Il merito del libro, tuttavia, non si limita alla chiarezza dell’analisi. L’autore, infatti, colloca il presente in un orizzonte lungo. Si richiama alla visione di figure come Altiero Spinelli, Jacques Delors e Beniamino Andreatta. Uomini che avevano immaginato un’Europa politica, dotata di volontà, istituzioni e strumenti. E che oggi appaiono straordinariamente attuali. Il progetto di una difesa comune, infatti, non è stato rimosso per caso. Ha sempre fatto paura. Tocca le sovranità, smaschera le fragilità identitarie, costringe a una reale condivisione del potere. E ha trovato ostacoli nei governi nazionali, ancora troppo legati a logiche di primato.

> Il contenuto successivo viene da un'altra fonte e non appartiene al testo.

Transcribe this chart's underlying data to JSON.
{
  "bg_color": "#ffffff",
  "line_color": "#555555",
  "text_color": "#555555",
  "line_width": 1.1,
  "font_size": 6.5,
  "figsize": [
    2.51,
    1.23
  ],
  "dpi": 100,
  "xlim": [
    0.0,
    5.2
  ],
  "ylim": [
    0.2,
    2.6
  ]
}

In questo gioco di egoismi, l’Europa ha pagato – e sta ancora pagando – il prezzo dell’immobilismo.
Oggi, però, quel rimosso non è più sostenibile quindi il tempo del rinvio è finito. Continuare a fingere che la sicurezza non ci riguardi significa esporsi a rischi ben più grandi.
Il titolo stesso del libro – Rendiamoci conto – va letto con attenzione: non è una denuncia gridata ma un invito a prendere coscienza. Ed è proprio in questa consapevolezza che risiede la sua forza più profonda. Oggi, come nel 2011, non manca la soluzione. Manca la lucidità per vederla.
In questa direzione, il saggio può essere letto anche attraverso la lente della filosofia. Il verbo “rendersi conto” richiama la riflessione di Bernard Lonergan, secondo cui la consapevolezza è l’atto che trasforma il sapere in scelta. Per Lonergan, conoscere non basta. Solo quando si assume la responsabilità di ciò che si è compreso si genera vera libertà. È lì che il pensiero si fa azione, ed è lì che può nascere la politica autentica. In quest’ottica, Rendiamoci conto non è soltanto il titolo di un saggio ma – per estensione – un passaggio culturale e politico che va attraversato con discernimento. L’Europa deve smettere di guardare altrove bensì deve guardarsi dentro, e decidere se continuare a sopravvivere o iniziare finalmente a vivere da soggetto politico.
Chi oggi rifiuta di vedere rischia, domani, di non avere più nulla da difendere.